How to visit the Mobile Phone Museum
It should be noted that the tour is virtual; In other words, it is not a museum with doors to the street, but a exposition on-line accessible from any browser. It is accessed through: https://beta.mobilephonemuseum.com/catalogue/.
The promoter of the project commented that the objective of the museum is “Educate the next generation of telecommunications industry professionals who will shape the mobile phones of the future”. Something like a rear view mirror for those who look to tomorrow.
A museum with categories: the ugliest, the best sellers and those that appeared in movies
In addition to the extensive information offered by the Mobile Phone Museum, perhaps its most interesting feature is in the categorization. Phones can be browsed by Mark, by release date or by cell type, for example, those with a cover, those with a QWERTY keyboard or those with a PDA type.
But there is also a section in the catalog called “Collection” in which there are categories such as “The ugliest”, “the best sellers”, “those that appeared in movies” and those that belonged to a luxury segment.
Among the best sellers are the Motorola Razr and Nokia 3310, and in the list of the ugliest we find variants with very strange shapes, such as the Nokia 7600 or the Samsung S5150 Diva.

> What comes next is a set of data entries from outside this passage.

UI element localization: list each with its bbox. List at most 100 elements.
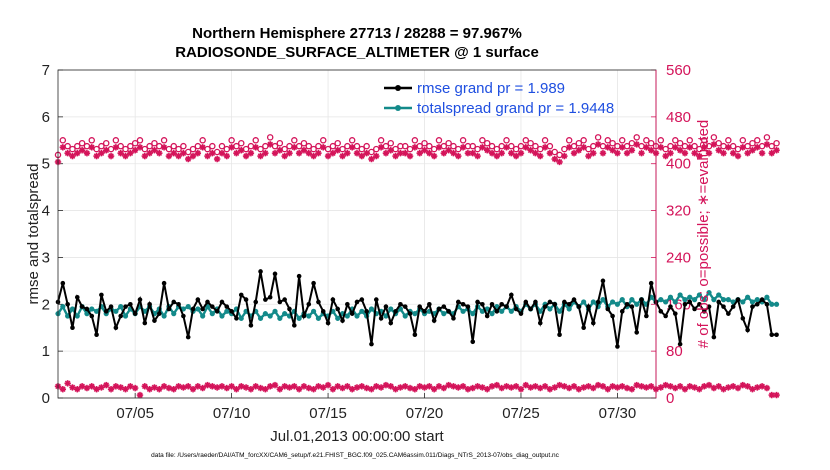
- asterisk-stroke: [64, 150, 71, 156]
- asterisk-stroke: [64, 380, 71, 387]
- obs-evaluated-point: [247, 149, 255, 157]
- totalspread-point: [368, 306, 375, 312]
- rmse-point: [224, 304, 230, 309]
- asterisk-stroke: [132, 385, 138, 391]
- y-tick-label: 5: [42, 156, 50, 173]
- asterisk-stroke: [561, 153, 568, 159]
- obs-possible-point: [238, 139, 245, 147]
- obs-possible-point: [604, 137, 612, 144]
- rmse-point: [282, 297, 287, 302]
- asterisk-stroke: [638, 383, 645, 390]
- asterisk-stroke: [117, 384, 124, 391]
- obs-possible-point: [127, 142, 134, 150]
- totalspread-point: [489, 311, 495, 317]
- obs-evaluated-low-point: [696, 386, 703, 393]
- asterisk-stroke: [682, 386, 688, 393]
- obs-evaluated-point: [320, 144, 327, 151]
- asterisk-stroke: [455, 153, 462, 159]
- rmse-point: [716, 299, 721, 305]
- y-tick-label: 6: [42, 109, 50, 126]
- asterisk-stroke: [199, 144, 206, 151]
- rmse-point: [470, 339, 476, 345]
- asterisk-stroke: [330, 150, 336, 156]
- rmse-point: [185, 334, 191, 340]
- obs-evaluated-point: [141, 152, 149, 160]
- obs-evaluated-low-point: [141, 383, 149, 390]
- totalspread-point: [614, 301, 621, 307]
- rmse-point: [619, 309, 625, 314]
- obs-possible-point: [618, 137, 626, 144]
- rmse-point: [552, 301, 558, 307]
- asterisk-stroke: [103, 147, 110, 154]
- rmse-point: [547, 299, 553, 305]
- obs-possible-point: [725, 137, 732, 144]
- obs-possible-point: [657, 137, 665, 144]
- asterisk-stroke: [170, 386, 177, 393]
- obs-evaluated-point: [594, 141, 602, 148]
- totalspread-point: [556, 308, 563, 314]
- y2-tick-label: 480: [666, 109, 691, 126]
- asterisk-stroke: [604, 144, 611, 151]
- obs-evaluated-point: [662, 152, 669, 160]
- rmse-point: [692, 306, 697, 312]
- rmse-point: [484, 313, 490, 319]
- asterisk-stroke: [190, 386, 196, 393]
- obs-evaluated-low-point: [175, 383, 182, 390]
- obs-possible-point: [348, 137, 356, 144]
- asterisk-stroke: [214, 384, 220, 391]
- obs-evaluated-low-point: [199, 384, 206, 392]
- totalspread-point: [600, 297, 606, 303]
- obs-evaluated-point: [691, 149, 698, 157]
- rmse-point: [364, 309, 369, 314]
- rmse-point: [726, 311, 731, 316]
- asterisk-stroke: [223, 385, 230, 391]
- asterisk-stroke: [383, 382, 389, 388]
- asterisk-stroke: [426, 150, 433, 156]
- asterisk-stroke: [508, 384, 515, 391]
- obs-evaluated-low-point: [382, 381, 390, 389]
- asterisk-stroke: [74, 386, 81, 393]
- rmse-point: [205, 299, 210, 305]
- rmse-point: [576, 304, 582, 309]
- rmse-point: [113, 325, 119, 331]
- rmse-point: [730, 304, 736, 309]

There is also a space for industry pioneers, where we find equipment that dates back to the mid-1980s. At that time, it was several years until, in 2007, Steve Jobs announced the first smartphone proper, the iPhone that opened the way to the battalion of pure screen phones, with applications and Internet connection.
The Computer Museum of Argentina reopens its doors with «SpySpace»: a free virtual tour
The Computer Museum of Argentina, Located in Buenos Aires since 2010, it is the most important in Latin America and, like all cultural spaces, it had to limit its face-to-face visits in the context of the pandemic. It’s found equipped with cryptographers, cameras and various spy equipment used during World War I and II, as well as in the Cold War.
In order to reverse this situation, they implemented innovative on its website a new agile, intuitive and dynamic route so that now any user, from anywhere in the world, can know and access all these inventions, as well as their history and usefulness.
Designated «SpySpace » shows the evolution of technology and increasingly sophisticated equipment over the years, based on the combination of art and science to generate undetectable messages. This experience allows know the secrets of the algorithms, devices and instruments developed by man for espionage.